### Part B. Task 1. - Data Ingestion Pipeline ###

#### Docker Desktop Environment ####

In [1]:
import os
import subprocess
from datetime import datetime
import pandas as pd

# CONFIGURATIONS
LOCAL_FILE_PATH = 'C:/hadoopsetup/data/GDDA707_A2_Processed_Bitcoin_Transaction_HDFS.csv'
HDFS_DIRECTORY = '/user/data/bitcoin_transactions'
LOG_FILE = 'bitcoin_ingestion_log.txt'
HADOOP_CONTAINER_NAME = "namenode"

def log_message(message):
    """Logs messages to a log file for tracking the ingestion process."""
    with open(LOG_FILE, 'a') as log:
        log.write(f"{datetime.now()}: {message}\n")
    print(message)

def validate_data(file_path):
    """
    Validates the data to ensure integrity before loading into HDFS.
    - Checks for missing values
    - Validates date format
    """
    try:
        data = pd.read_csv(file_path)

        # Check for missing values
        if data.isnull().values.any():
            raise ValueError("Data contains missing values. Please clean the data.")

        # Validate 'Date' column format (ISO 8601 format)
        pd.to_datetime(data['Date'], format='%Y-%m-%d')  

        log_message("SUCCESSFUL: Data Validation.")
        return True
    except Exception as e:
        log_message(f"FAILED: Data Validation! : {e}")
        return False

def upload_to_hdfs(local_path, hdfs_path, container_name):
    """
    Uploads the file to HDFS using the Docker namenode container.
    """
    try:
        # HDFS directory confirmation
        mkdir_command = f"hadoop fs -mkdir -p {hdfs_path}"
        subprocess.run(
            ["docker", "exec", container_name, "bash", "-c", mkdir_command],
            check=True,
            text=True,
            capture_output=True,
        )
        log_message(f"HDFS Directory: {hdfs_path}")

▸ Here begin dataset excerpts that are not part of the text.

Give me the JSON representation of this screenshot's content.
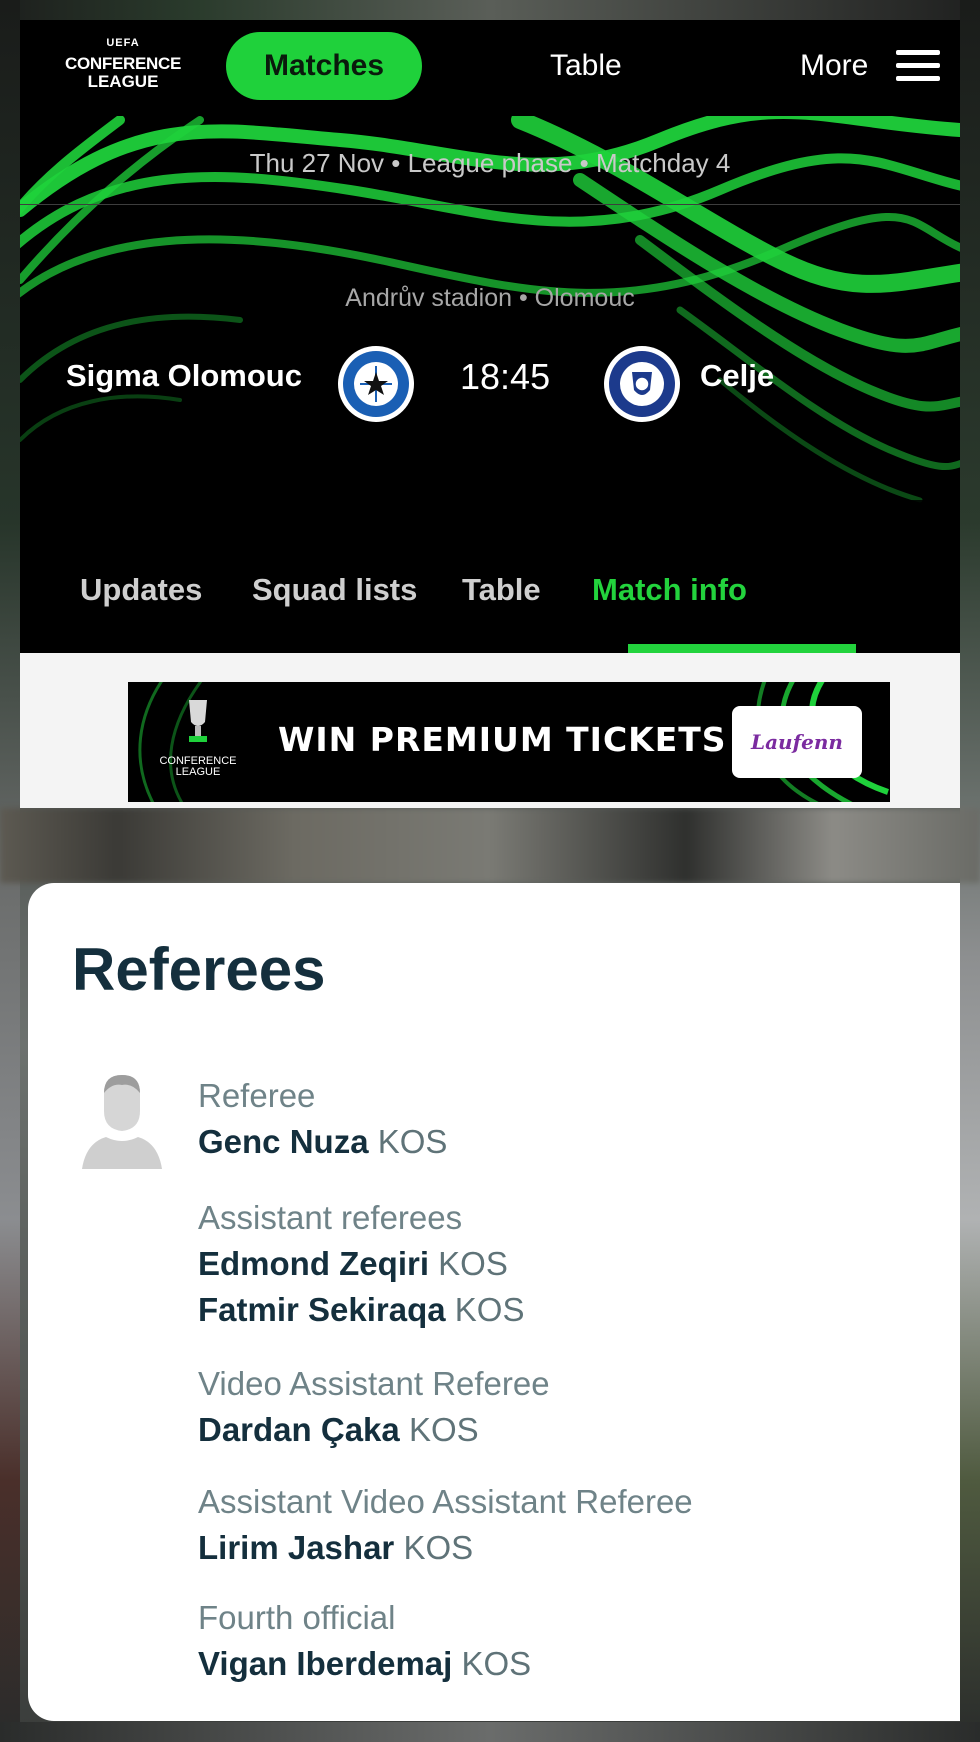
{
  "topbar": {
    "logo_line1": "UEFA",
    "logo_line2": "CONFERENCE",
    "logo_line3": "LEAGUE",
    "nav_matches": "Matches",
    "nav_table": "Table",
    "nav_more": "More"
  },
  "match": {
    "date": "Thu 27 Nov",
    "phase": "League phase",
    "matchday": "Matchday 4",
    "meta_text": "Thu 27 Nov • League phase • Matchday 4",
    "venue": "Andrův stadion • Olomouc",
    "home_team": "Sigma Olomouc",
    "away_team": "Celje",
    "kickoff": "18:45"
  },
  "tabs": [
    {
      "label": "Updates"
    },
    {
      "label": "Squad lists"
    },
    {
      "label": "Table"
    },
    {
      "label": "Match info",
      "active": true
    }
  ],
  "ad": {
    "logo_text": "CONFERENCE LEAGUE",
    "headline": "WIN PREMIUM TICKETS",
    "brand": "Laufenn"
  },
  "referees": {
    "title": "Referees",
    "groups": [
      {
        "role": "Referee",
        "people": [
          {
            "name": "Genc Nuza",
            "country": "KOS"
          }
        ]
      },
      {
        "role": "Assistant referees",
        "people": [
          {
            "name": "Edmond Zeqiri",
            "country": "KOS"
          },
          {
            "name": "Fatmir Sekiraqa",
            "country": "KOS"
          }
        ]
      },
      {
        "role": "Video Assistant Referee",
        "people": [
          {
            "name": "Dardan Çaka",
            "country": "KOS"
          }
        ]
      },
      {
        "role": "Assistant Video Assistant Referee",
        "people": [
          {
            "name": "Lirim Jashar",
            "country": "KOS"
          }
        ]
      },
      {
        "role": "Fourth official",
        "people": [
          {
            "name": "Vigan Iberdemaj",
            "country": "KOS"
          }
        ]
      }
    ]
  },
  "colors": {
    "accent_green": "#23d33d",
    "header_bg": "#000000",
    "title_navy": "#142f3d",
    "crest_home_blue": "#1a5fb4",
    "crest_away_blue": "#1c3a8c"
  }
}
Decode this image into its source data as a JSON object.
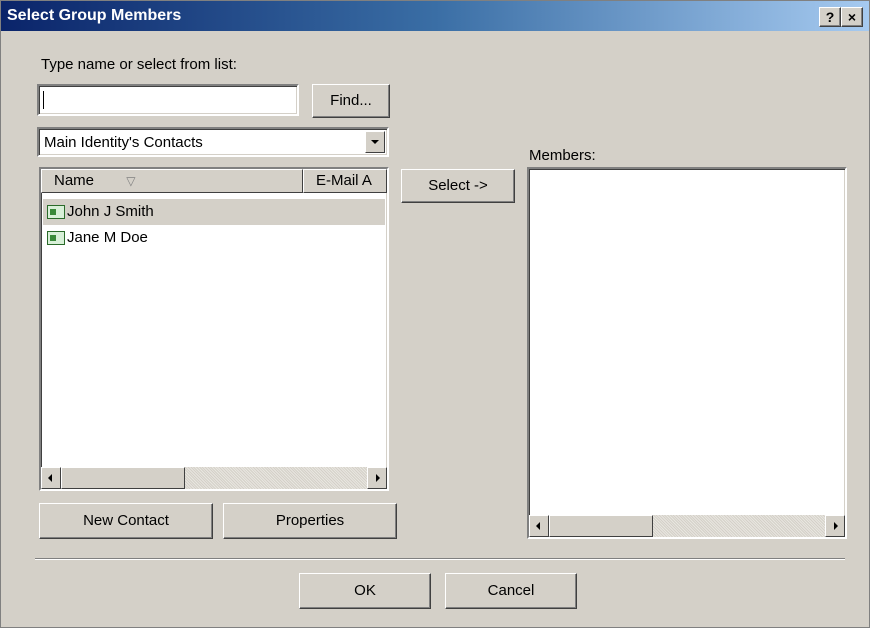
{
  "window": {
    "title": "Select Group Members",
    "help_label": "?",
    "close_label": "×"
  },
  "search": {
    "label": "Type name or select from list:",
    "value": "",
    "find_label": "Find..."
  },
  "address_book": {
    "selected": "Main Identity's Contacts"
  },
  "contacts": {
    "columns": [
      "Name",
      "E-Mail A"
    ],
    "sort_indicator": "▽",
    "rows": [
      {
        "name": "John J Smith",
        "selected": true
      },
      {
        "name": "Jane M Doe",
        "selected": false
      }
    ]
  },
  "select_button": "Select ->",
  "members": {
    "label": "Members:"
  },
  "buttons": {
    "new_contact": "New Contact",
    "properties": "Properties",
    "ok": "OK",
    "cancel": "Cancel"
  },
  "colors": {
    "title_gradient_start": "#0a246a",
    "title_gradient_end": "#a6caf0",
    "dialog_face": "#d4d0c8"
  }
}
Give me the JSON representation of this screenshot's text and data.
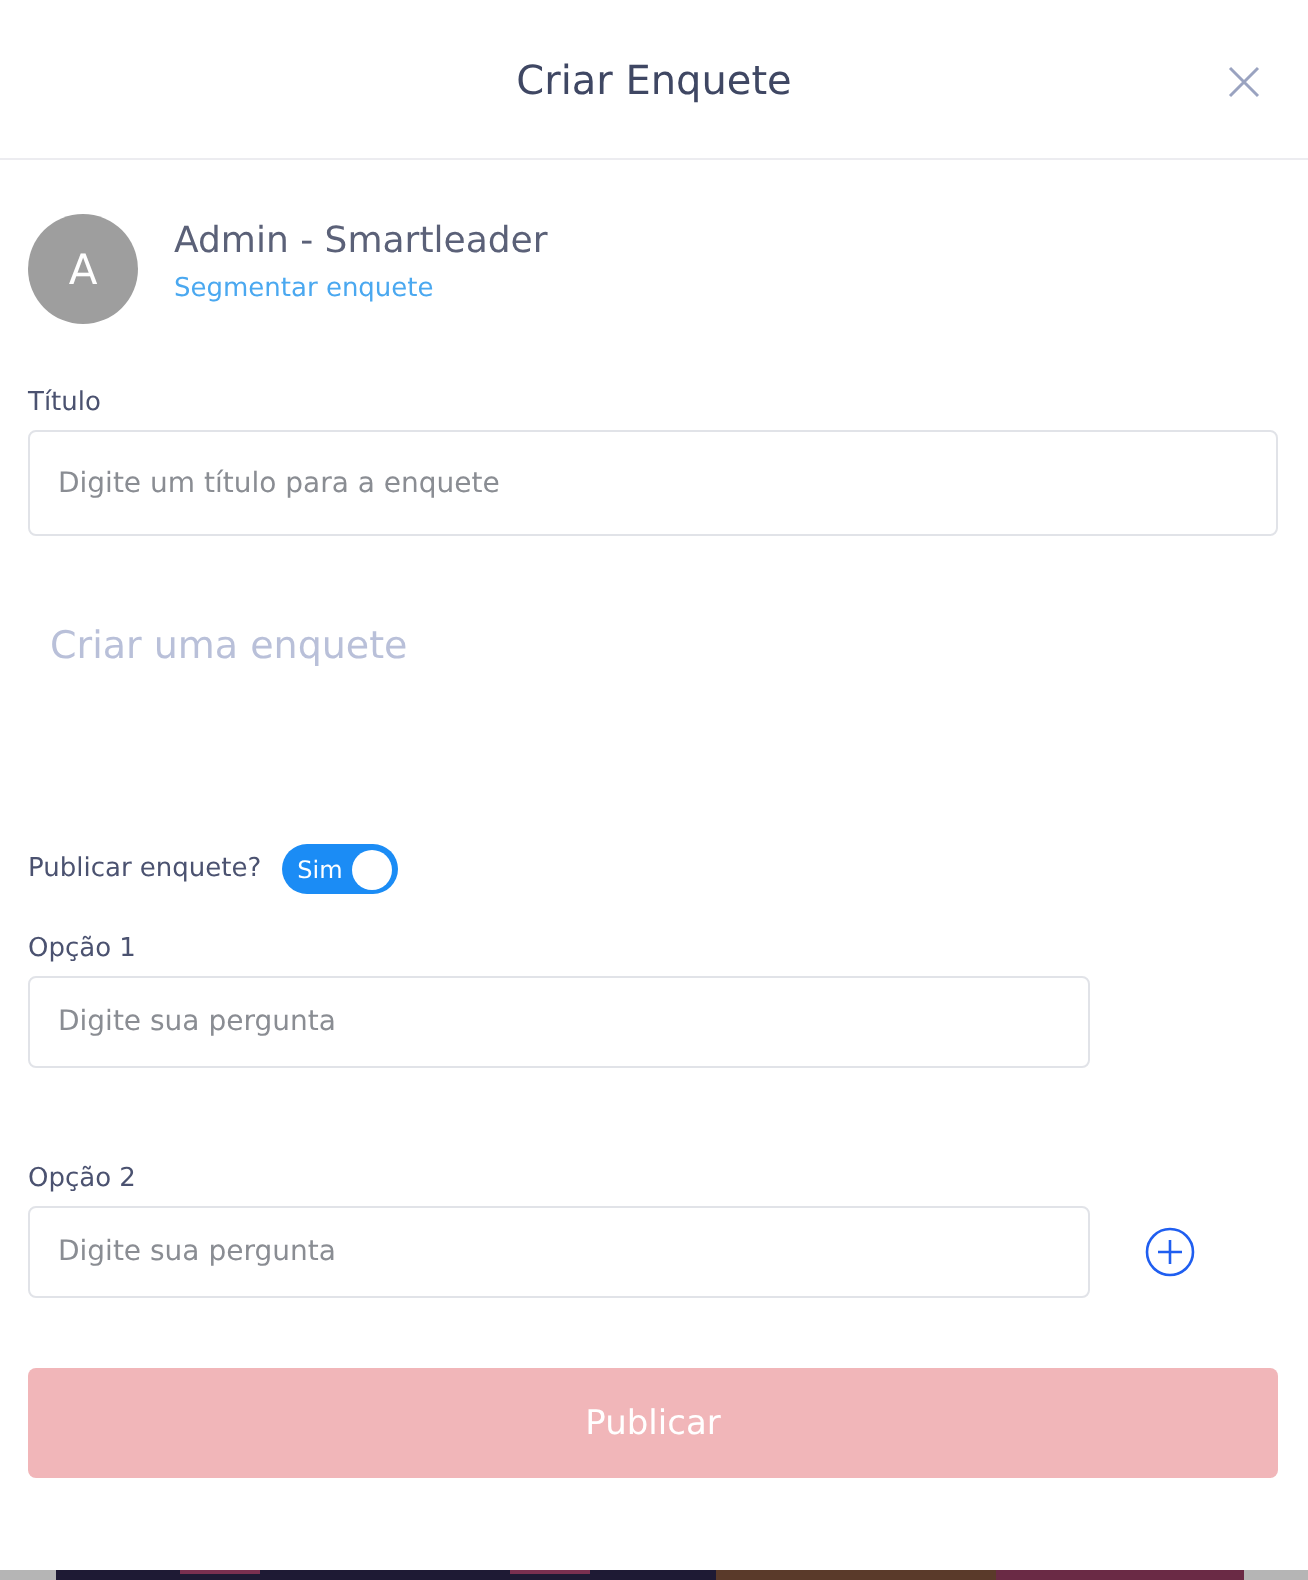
{
  "dialog": {
    "title": "Criar Enquete"
  },
  "author": {
    "initial": "A",
    "name": "Admin - Smartleader",
    "segment_link": "Segmentar enquete"
  },
  "title_field": {
    "label": "Título",
    "placeholder": "Digite um título para a enquete"
  },
  "editor": {
    "placeholder": "Criar uma enquete"
  },
  "publish_toggle": {
    "label": "Publicar enquete?",
    "on": true,
    "text": "Sim"
  },
  "options": [
    {
      "label": "Opção 1",
      "placeholder": "Digite sua pergunta"
    },
    {
      "label": "Opção 2",
      "placeholder": "Digite sua pergunta"
    }
  ],
  "submit": {
    "label": "Publicar",
    "disabled": true
  }
}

        # Copy to Docker container
        container_tmp_path = f"/tmp/{os.path.basename(local_path)}"
        subprocess.run(
            ["docker", "cp", local_path, f"{container_name}:{container_tmp_path}"],
            check=True,
            text=True,
            capture_output=True,
        )
        log_message(f"Copy File to Docker Container: Completed: {container_tmp_path}")

        # Upload the file to HDFS from the Docker container
        put_command = f"hadoop fs -put -f {container_tmp_path} {hdfs_path}"
        subprocess.run(
            ["docker", "exec", container_name, "bash", "-c", put_command],
            check=True,
            text=True,
            capture_output=True,
        )
        log_message(f"SUCCESSFULLY UPLOADED {local_path} to HDFS at {hdfs_path}")
    except subprocess.CalledProcessError as e:
        log_message(f"FAILED TO UPLOAD FILE: {e.stderr.strip()}")

def main_pipeline():
    """Main function to execute the data ingestion pipeline."""
    log_message(" >>>>>>>> Data Ingestion Pipeline >>>>>>>> .")

    # Step 1: Validate Data
    if validate_data(LOCAL_FILE_PATH):
        # Step 2: Upload to HDFS
        upload_to_hdfs(LOCAL_FILE_PATH, HDFS_DIRECTORY, HADOOP_CONTAINER_NAME)

    log_message("DATA INGESTION PIPELINE COMPLETED!!!.")

if __name__ == '__main__':
    main_pipeline()

 >>>>>>>> Data Ingestion Pipeline >>>>>>>> .
SUCCESSFUL: Data Validation.
HDFS Directory: /user/data/bitcoin_transactions
Copy File to Docker Container: Completed: /tmp/GDDA707_A2_Processed_Bitcoin_Transaction_HDFS.csv
SUCCESSFULLY UPLOADED C:/hadoopsetup/data/GDDA707_A2_Processed_Bitcoin_Transaction_HDFS.csv to HDFS at /user/data/bitcoin_transactions
DATA INGESTION PIPELINE COMPLETED!!!.